Use the Product Rule to differentiate the function. $$ g(x)=\sqrt{x} \sin x $$

Short answer

The derivative of the function \(g(x) = \sqrt{x}\sin{x}\) is \(g'(x) = \frac{\sin{x}}{2\sqrt{x}} + \sqrt{x} \cdot \cos{x}\).

Step-by-step solution

Apply the Product Rule

We start by applying the Product Rule, which states that the derivative of \(f(x) \cdot g(x)\) is \(f'(x) \cdot g(x) + f(x) \cdot g'(x)\). In this case, \(f(x) = \sqrt{x} = x^{1/2}\) and \(g(x) = \sin{x}\). So we need to first compute \(f'(x)\) and \(g'(x)\), and then use them in the Product Rule formula.

Compute the Derivatives of \(f(x)\) and \(g(x)\)

First, the derivative of \(f(x) = x^{1/2}\) is obtained using the power rule. So, \(f'(x) = \frac{1}{2}x^{-1/2}\). And the derivative of \(g(x) = \sin{x}\) is simply \(g'(x) = \cos{x}\). We can now substitute these derivatives back into the Product Rule formula.
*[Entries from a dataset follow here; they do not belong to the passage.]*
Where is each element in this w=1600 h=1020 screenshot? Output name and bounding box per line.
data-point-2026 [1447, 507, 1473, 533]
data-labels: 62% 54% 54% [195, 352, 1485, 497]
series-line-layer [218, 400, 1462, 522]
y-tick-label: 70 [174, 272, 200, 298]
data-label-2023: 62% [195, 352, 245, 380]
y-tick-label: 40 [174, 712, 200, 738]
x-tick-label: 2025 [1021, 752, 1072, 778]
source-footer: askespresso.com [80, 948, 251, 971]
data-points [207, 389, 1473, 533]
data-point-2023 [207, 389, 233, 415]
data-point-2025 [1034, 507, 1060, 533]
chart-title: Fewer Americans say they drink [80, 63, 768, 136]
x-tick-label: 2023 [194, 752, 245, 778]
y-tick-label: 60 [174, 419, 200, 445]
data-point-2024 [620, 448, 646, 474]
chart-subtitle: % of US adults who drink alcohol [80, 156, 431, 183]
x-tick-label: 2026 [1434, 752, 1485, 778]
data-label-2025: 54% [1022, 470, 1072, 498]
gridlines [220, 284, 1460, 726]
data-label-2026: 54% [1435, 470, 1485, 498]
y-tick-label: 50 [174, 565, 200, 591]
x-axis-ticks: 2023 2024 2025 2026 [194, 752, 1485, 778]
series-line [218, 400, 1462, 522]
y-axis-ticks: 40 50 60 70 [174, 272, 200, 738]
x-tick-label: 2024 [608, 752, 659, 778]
Substitute Back into the Product Rule Formula

Substituting these values into our formula, we get: \(g'(x) = f'(x) \cdot g(x) + f(x) \cdot g'(x) = \frac{1}{2}x^{-1/2} \cdot \sin{x} + x^{1/2} \cdot \cos{x}\).

Simplify the Result

Our result can be simplified by writing \(x^{-1/2}\) as \(1/\sqrt{x}\), yielding the final answer \(g'(x) = \frac{\sin{x}}{2\sqrt{x}} + \sqrt{x} \cdot \cos{x}\).